With inflation staying above the Committee’s two percent goal and the labor market remaining very tight, all participants had raised their assessment of the appropriate path of the federal funds rate relative to their assessment at the time of the September meeting. No participants anticipated that it would be appropriate to begin reducing the federal funds rate target in 2023. Participants generally observed that a restrictive policy stance would need to be maintained until the incoming data provided confidence that inflation was on a sustained downward path to two percent. Which would likely take some time.

In view of the persistent and unacceptably high level of inflation, several participants commented that historical experience cautioned against prematurely loosening monetary policy.

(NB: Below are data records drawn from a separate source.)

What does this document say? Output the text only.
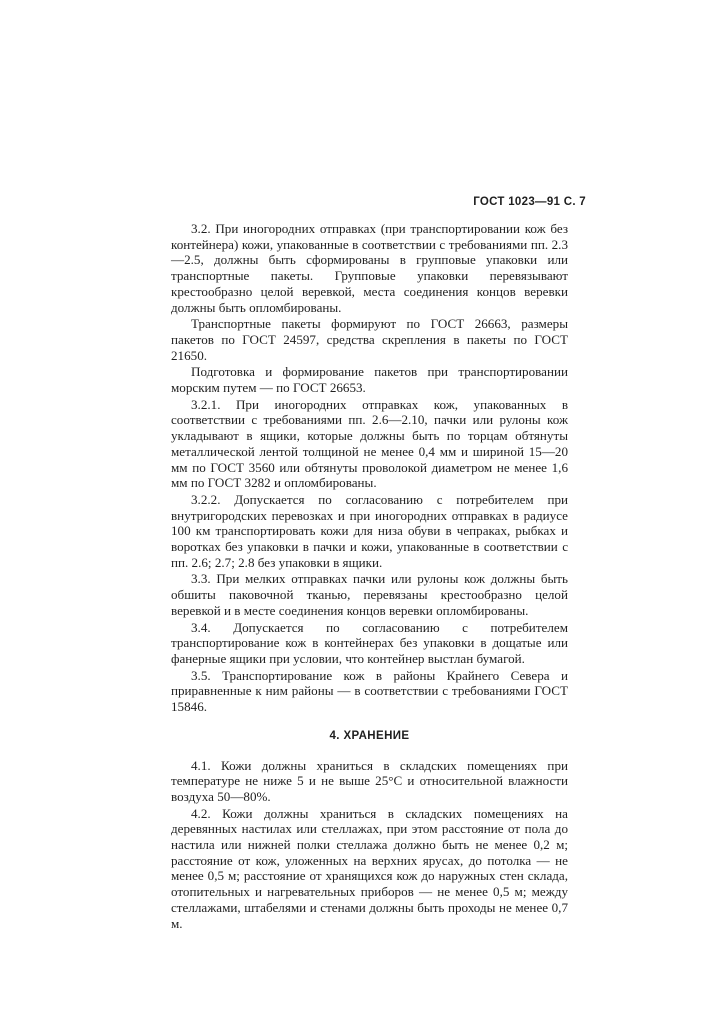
ГОСТ 1023—91 С. 7

3.2. При иногородних отправках (при транспортировании кож без контейнера) кожи, упакованные в соответствии с требованиями пп. 2.3—2.5, должны быть сформированы в групповые упаковки или транспортные пакеты. Групповые упаковки перевязывают крестообразно целой веревкой, места соединения концов веревки должны быть опломбированы.

Транспортные пакеты формируют по ГОСТ 26663, размеры пакетов по ГОСТ 24597, средства скрепления в пакеты по ГОСТ 21650.

Подготовка и формирование пакетов при транспортировании морским путем — по ГОСТ 26653.

3.2.1. При иногородних отправках кож, упакованных в соответствии с требованиями пп. 2.6—2.10, пачки или рулоны кож укладывают в ящики, которые должны быть по торцам обтянуты металлической лентой толщиной не менее 0,4 мм и шириной 15—20 мм по ГОСТ 3560 или обтянуты проволокой диаметром не менее 1,6 мм по ГОСТ 3282 и опломбированы.

3.2.2. Допускается по согласованию с потребителем при внутригородских перевозках и при иногородних отправках в радиусе 100 км транспортировать кожи для низа обуви в чепраках, рыбках и воротках без упаковки в пачки и кожи, упакованные в соответствии с пп. 2.6; 2.7; 2.8 без упаковки в ящики.

3.3. При мелких отправках пачки или рулоны кож должны быть обшиты паковочной тканью, перевязаны крестообразно целой веревкой и в месте соединения концов веревки опломбированы.

3.4. Допускается по согласованию с потребителем транспортирование кож в контейнерах без упаковки в дощатые или фанерные ящики при условии, что контейнер выстлан бумагой.

3.5. Транспортирование кож в районы Крайнего Севера и приравненные к ним районы — в соответствии с требованиями ГОСТ 15846.

4. ХРАНЕНИЕ

4.1. Кожи должны храниться в складских помещениях при температуре не ниже 5 и не выше 25°С и относительной влажности воздуха 50—80%.

4.2. Кожи должны храниться в складских помещениях на деревянных настилах или стеллажах, при этом расстояние от пола до настила или нижней полки стеллажа должно быть не менее 0,2 м; расстояние от кож, уложенных на верхних ярусах, до потолка — не менее 0,5 м; расстояние от хранящихся кож до наружных стен склада, отопительных и нагревательных приборов — не менее 0,5 м; между стеллажами, штабелями и стенами должны быть проходы не менее 0,7 м.
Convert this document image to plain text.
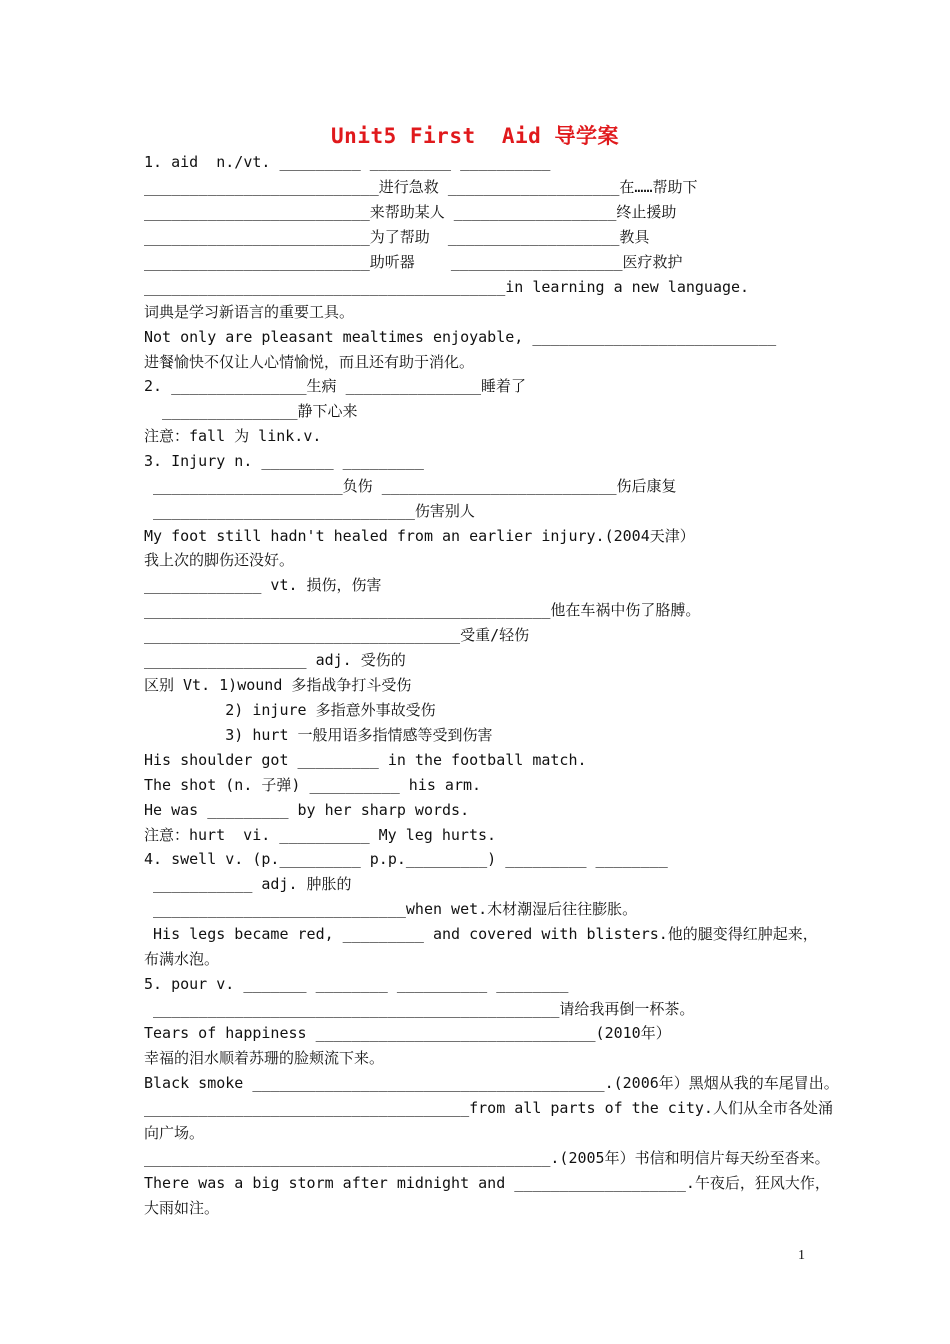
Unit5 First  Aid 导学案
1. aid  n./vt. _________ _________ __________
__________________________进行急救 ___________________在……帮助下
_________________________来帮助某人 __________________终止援助
_________________________为了帮助  ___________________教具
_________________________助听器    ___________________医疗救护
________________________________________in learning a new language.
词典是学习新语言的重要工具。
Not only are pleasant mealtimes enjoyable, ___________________________
进餐愉快不仅让人心情愉悦，而且还有助于消化。
2. _______________生病 _______________睡着了
_______________静下心来
注意：fall 为 link.v.
3. Injury n. ________ _________
_____________________负伤 __________________________伤后康复
_____________________________伤害别人
My foot still hadn't healed from an earlier injury.(2004天津）
我上次的脚伤还没好。
_____________ vt. 损伤，伤害
_____________________________________________他在车祸中伤了胳膊。
___________________________________受重/轻伤
__________________ adj. 受伤的
区别 Vt. 1)wound 多指战争打斗受伤
2) injure 多指意外事故受伤
3) hurt 一般用语多指情感等受到伤害
His shoulder got _________ in the football match.
The shot (n. 子弹) __________ his arm.
He was _________ by her sharp words.
注意：hurt  vi. __________ My leg hurts.
4. swell v. (p._________ p.p._________) _________ ________
___________ adj. 肿胀的
____________________________when wet.木材潮湿后往往膨胀。
His legs became red, _________ and covered with blisters.他的腿变得红肿起来，
布满水泡。
5. pour v. _______ ________ __________ ________
_____________________________________________请给我再倒一杯茶。
Tears of happiness _______________________________(2010年）
幸福的泪水顺着苏珊的脸颊流下来。
Black smoke _______________________________________.(2006年）黑烟从我的车尾冒出。
____________________________________from all parts of the city.人们从全市各处涌
向广场。
_____________________________________________.(2005年）书信和明信片每天纷至沓来。
There was a big storm after midnight and ___________________.午夜后，狂风大作，
大雨如注。
1
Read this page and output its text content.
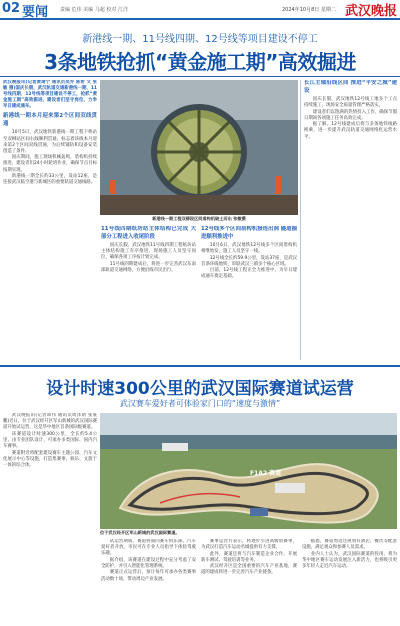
02 要闻 责编 危伟 美编 马超 校对 江洋	2024年10月8日 星期二 武汉晚报
新港线一期、11号线四期、12号线等项目建设不停工
3条地铁抢抓“黄金施工期”高效掘进

武汉晚报讯(记者黄琦宁 通讯员吴乔 陈希 文 张敏 摄)国庆长假，武汉轨道交通新港线一期、11号线四期、12号线等项目建设不停工，抢抓“黄金施工期”高效掘进，建设者们坚守岗位，力争早日建成通车。

新港线一期本月迎来第2个区间双线贯通

10月5日，武汉地铁新港线一期工程下桥站至双柳站区间右线顺利贯通，标志着该线本月迎来第2个区间双线贯通，为后续铺轨和设备安装创造了条件。

国庆期间，施工现场机械轰鸣，盾构机持续推进，建设者们24小时轮班作业，确保节点目标按期实现。

新港线一期全长约33公里，设站12座，是连接武汉临空港与新城区的重要轨道交通线路。

新港线一期工程双柳段区间盾构机破土而出 张敏摄
11号线四期纸坊站主体结构已完成 大部分工程进入收尾阶段

国庆长假，武汉地铁11号线四期工程纸坊站主体结构施工有序推进，现场施工人员坚守岗位，确保各项工序按计划完成。

11号线四期建成后，将进一步完善武汉东南部轨道交通网络，方便沿线市民出行。

12号线多个区间盾构机接连出洞 隧道掘进顺利推进中

10月6日，武汉地铁12号线多个区间盾构机相继始发，施工人员坚守一线。

12号线全长约59.9公里，设站37座，是武汉首条环线地铁，串联武汉三镇多个核心区域。

目前，12号线工程正全力推进中，为早日建成通车奠定基础。

长江主轴沿线区间 推进“平安之城”建设

国庆长假，武汉地铁12号线工地多个工点持续施工，现场安全质量管理严格落实。

建设者们以饱满的热情投入工作，确保节假日期间各项施工任务高效完成。

据了解，12号线建成后将与多条地铁线路换乘，进一步提升武汉轨道交通网络化运营水平。

设计时速300公里的武汉国际赛道试运营
武汉赛车爱好者可体验家门口的“速度与激情”

武汉晚报讯(记者谭伟 通讯员周泽朗 张豪鹏)近日，位于武汉经开区军山新城的武汉国际赛道开始试运营，这是华中地区首条国际级赛道。

该赛道设计时速300公里，全长约5.4公里，由专业团队设计，可承办多类国际、国内汽车赛事。

赛道附近将配套建设赛车主题公园、汽车文化展示中心等设施，打造集赛事、娱乐、文旅于一体的综合体。

F1A2 赛道
位于武汉经开区军山新城的武汉国际赛道。

试运营期间，赛道将面向赛车俱乐部、汽车爱好者开放，市民可在专业人员指导下体验驾驶乐趣。

据介绍，该赛道在建设过程中充分考虑了安全防护，并引入智能化管理系统。

赛道正式运营后，预计每年可承办各类赛事活动数十场，带动周边产业发展。

赛事运营方表示，将逐步引进高级别赛事，为武汉打造汽车运动名城提供有力支撑。

此外，赛道还将与汽车制造企业合作，开展新车测试、驾驶培训等业务。

武汉经开区是全国重要的汽车产业基地，赛道的建成将进一步完善汽车产业链条。

据悉，赛道周边还规划有酒店、餐饮等配套设施，满足观众和参赛人员需求。

业内人士认为，武汉国际赛道的投用，将为华中地区赛车运动发展注入新活力，也将吸引更多年轻人走近汽车运动。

In light of the heightened uncertainty regarding the outlooks for both inflation and real economic activity, most participants emphasized the need to retain flexibility and optionality when moving policy to a more restrictive stance. Participants generally noted that the Committee’s future decisions regarding policy would continue to be informed by the incoming data and their implications for the outlook for economic activity and inflation and that the Committee would continue to make decisions meeting by meeting.

Take Away

It’s a new year, it’s the same Fed, inflation is still quite elevated, policymakers are surprised at how quickly some inflation measures did drop, but the drop wasn’t enough for them to reverse course.

The FOMC reserves the right to be data-dependent and change its pace or direction when the data changes. Until then, they still have more rate hikes they expect to unleash early this year.

Scheduled FOMC Meetings in 2023

January/February 31-1

March 21-22

May 2-3

June 13-14

July 25-26

September 19-20

October/November 31-1

December 12-13

The Policy announcements have been at PM on the second meeting date after they have adjourned.